Após a nossa selecção ter conquistado o bicampeonato mundial de sub-20, a ideia era atacar o tricampeonato na longínqua Austrália, esperando, no mínimo dos mínimos, que Portugal superasse a primeira fase da prova. Contudo, a equipa treinada por Agostinho Oliveira e que contava com jogadores como Costinha, Litos, Andrade, Porfírio ou Bambo acabou por fazer uma prova deplorável, perdendo todos os jogos que disputou e abandonando a competição sem honra nem glória.

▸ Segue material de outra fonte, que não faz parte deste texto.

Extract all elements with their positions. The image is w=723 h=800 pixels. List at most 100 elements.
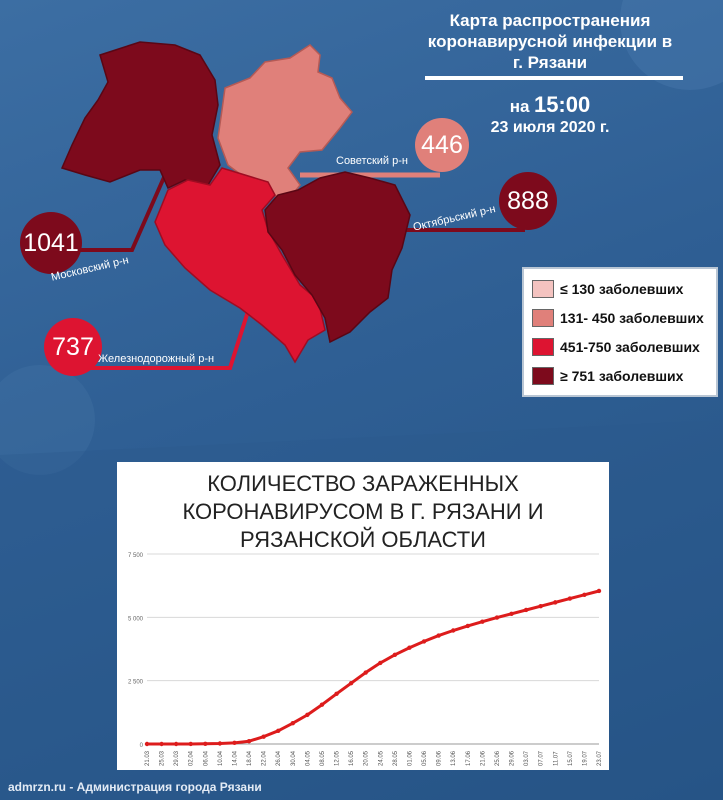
data-point bbox=[363, 670, 368, 675]
legend-swatch bbox=[532, 280, 554, 298]
data-point bbox=[523, 607, 529, 613]
legend-label: 451-750 заболевших bbox=[560, 339, 700, 355]
x-tick-label: 21.03 bbox=[145, 750, 151, 766]
data-point bbox=[567, 596, 573, 601]
data-point bbox=[421, 639, 427, 644]
legend-label: ≤ 130 заболевших bbox=[560, 281, 684, 297]
sovetsky-count-badge: 446 bbox=[415, 118, 469, 172]
zheleznodorozhny-connector bbox=[75, 304, 252, 370]
legend-swatch bbox=[532, 338, 554, 356]
x-tick-label: 01.06 bbox=[407, 750, 413, 766]
x-tick-label: 23.07 bbox=[597, 750, 603, 766]
x-tick-label: 03.07 bbox=[524, 750, 530, 766]
legend-swatch bbox=[532, 309, 554, 327]
x-tick-label: 02.04 bbox=[189, 750, 195, 766]
y-tick-label: 7 500 bbox=[128, 553, 144, 559]
data-point bbox=[290, 721, 296, 726]
chart-title-line-3: РЯЗАНСКОЙ ОБЛАСТИ bbox=[239, 527, 486, 552]
chart-title-line-2: КОРОНАВИРУСОМ В Г. РЯЗАНИ И bbox=[182, 499, 544, 524]
x-tick-label: 05.06 bbox=[422, 750, 428, 766]
chart-plot: 0 2 500 5 000 7 500 21.03 25.03 29.03 02.04 06.0… bbox=[128, 553, 603, 766]
y-tick-label: 5 000 bbox=[128, 616, 144, 622]
series-line bbox=[147, 589, 600, 746]
data-point bbox=[494, 615, 500, 620]
x-tick-label: 30.04 bbox=[291, 750, 297, 766]
data-point bbox=[319, 702, 325, 707]
legend-label: ≥ 751 заболевших bbox=[560, 368, 684, 384]
zheleznodorozhny-label: Железнодорожный р-н bbox=[98, 353, 215, 365]
time-value: 15:00 bbox=[533, 92, 591, 117]
x-tick-label: 22.04 bbox=[262, 750, 268, 766]
x-tick-label: 16.05 bbox=[349, 750, 355, 766]
moskovsky-count-badge: 1041 bbox=[20, 212, 82, 274]
data-point bbox=[173, 741, 179, 747]
x-tick-label: 19.07 bbox=[582, 750, 588, 766]
map-title-line-3: г. Рязани bbox=[512, 53, 588, 72]
x-tick-label: 08.05 bbox=[320, 750, 326, 766]
data-point bbox=[553, 600, 558, 605]
zheleznodorozhny-count: 737 bbox=[52, 332, 94, 361]
legend-label: 131- 450 заболевших bbox=[560, 310, 704, 326]
x-tick-label: 29.03 bbox=[174, 750, 180, 766]
data-point bbox=[144, 741, 150, 747]
data-point bbox=[203, 741, 208, 746]
legend-item: 451-750 заболевших bbox=[532, 337, 700, 357]
data-point bbox=[159, 741, 164, 747]
title-divider bbox=[425, 76, 683, 80]
data-point bbox=[217, 741, 223, 746]
report-time: на 15:00 bbox=[430, 92, 670, 118]
oktyabrsky-count-badge: 888 bbox=[499, 172, 557, 230]
data-point bbox=[480, 619, 485, 624]
x-tick-label: 24.05 bbox=[378, 750, 384, 766]
legend-item: 131- 450 заболевших bbox=[532, 308, 704, 328]
x-tick-label: 20.05 bbox=[364, 750, 370, 766]
legend-swatch bbox=[532, 367, 554, 385]
legend-item: ≥ 751 заболевших bbox=[532, 366, 683, 386]
x-tick-label: 12.05 bbox=[335, 750, 341, 766]
x-tick-label: 25.06 bbox=[495, 750, 501, 766]
x-tick-label: 21.06 bbox=[480, 750, 486, 766]
sovetsky-label: Советский р-н bbox=[336, 155, 408, 167]
x-tick-label: 06.04 bbox=[203, 750, 209, 766]
map-legend: ≤ 130 заболевших 131- 450 заболевших 451… bbox=[522, 267, 718, 397]
x-tick-label: 07.07 bbox=[539, 750, 545, 766]
x-tick-label: 15.07 bbox=[568, 750, 574, 766]
data-point bbox=[188, 741, 193, 747]
legend-item: ≤ 130 заболевших bbox=[532, 279, 683, 299]
data-point bbox=[232, 740, 237, 746]
map-title-line-1: Карта распространения bbox=[449, 11, 651, 30]
x-tick-label: 26.04 bbox=[276, 750, 282, 766]
data-point bbox=[246, 739, 252, 744]
cases-chart: КОЛИЧЕСТВО ЗАРАЖЕННЫХ КОРОНАВИРУСОМ В Г.… bbox=[117, 462, 609, 770]
data-point bbox=[305, 712, 310, 718]
chart-title: КОЛИЧЕСТВО ЗАРАЖЕННЫХ КОРОНАВИРУСОМ В Г.… bbox=[117, 470, 609, 554]
data-point bbox=[378, 660, 383, 666]
footer-credit: admrzn.ru - Администрация города Рязани bbox=[8, 780, 262, 794]
district-map bbox=[55, 41, 525, 370]
data-point bbox=[509, 611, 514, 616]
chart-title-line-1: КОЛИЧЕСТВО ЗАРАЖЕННЫХ bbox=[207, 471, 519, 496]
x-tick-label: 29.06 bbox=[510, 750, 516, 766]
y-tick-label: 2 500 bbox=[128, 680, 144, 686]
data-point bbox=[276, 728, 281, 734]
data-point bbox=[392, 652, 398, 658]
oktyabrsky-district bbox=[264, 171, 411, 344]
data-point bbox=[582, 592, 587, 597]
data-point bbox=[538, 603, 543, 609]
x-tick-label: 18.04 bbox=[247, 750, 253, 766]
data-point bbox=[334, 691, 339, 697]
report-date: 23 июля 2020 г. bbox=[490, 119, 610, 136]
data-point bbox=[436, 633, 441, 638]
y-tick-label: 0 bbox=[140, 743, 144, 749]
x-tick-label: 14.04 bbox=[232, 750, 238, 766]
map-title-line-2: коронавирусной инфекции в bbox=[427, 32, 673, 51]
x-tick-label: 10.04 bbox=[218, 750, 224, 766]
moskovsky-district bbox=[60, 41, 221, 191]
data-point bbox=[450, 628, 456, 633]
moskovsky-count: 1041 bbox=[23, 228, 79, 257]
x-tick-label: 11.07 bbox=[553, 751, 559, 766]
x-tick-label: 25.03 bbox=[160, 750, 166, 766]
data-point bbox=[348, 681, 354, 686]
data-point bbox=[596, 588, 602, 594]
data-point bbox=[261, 734, 266, 739]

Podemos sempre dizer que o grupo era complicado (Gana, Alemanha e Uruguai) e que nunca nos adaptámos ao facto dos jogos se disputarem nas manhãs portuguesas, todavia, para a história fica a pior participação portuguesa de sempre num Mundial sub-20.

A equipa portuguesa que esteve na Austrália

Três jogos, três derrotas

Portugal estreou-se no Mundial de sub-20 diante da poderosa Alemanha, que contava com jogadores como Jancker, Hamann ou Ramelow. Num jogo extremamente disputado e equilibrado, a equipa lusitana haveria de sucumbir perto do final do jogo, graças a um tento do inevitável Carsten Jancker, iniciando a prova de forma negativa.

No segundo duelo, diante do Uruguai, Portugal estava obrigado a não perder para continuar a sonhar com o apuramento para os quartos de final. Entrando a perder com um golo madrugador de Fabián O’Neill (esse mesmo que chegou a jogar na Juventus), a equipa portuguesa conseguiu igualar a contenda, graças a um golo de Bambo, que havia de ser o único golo que Portugal marcaria na competição. Perto do fim, quando já todos pareciam resignados à igualdade, o mesmo O’Neill haveria de bisar e dar a vitória à equipa sul-americana, levando a que o jogo de Portugal, na última jornada, diante do Gana, fosse meramente para cumprir calendário.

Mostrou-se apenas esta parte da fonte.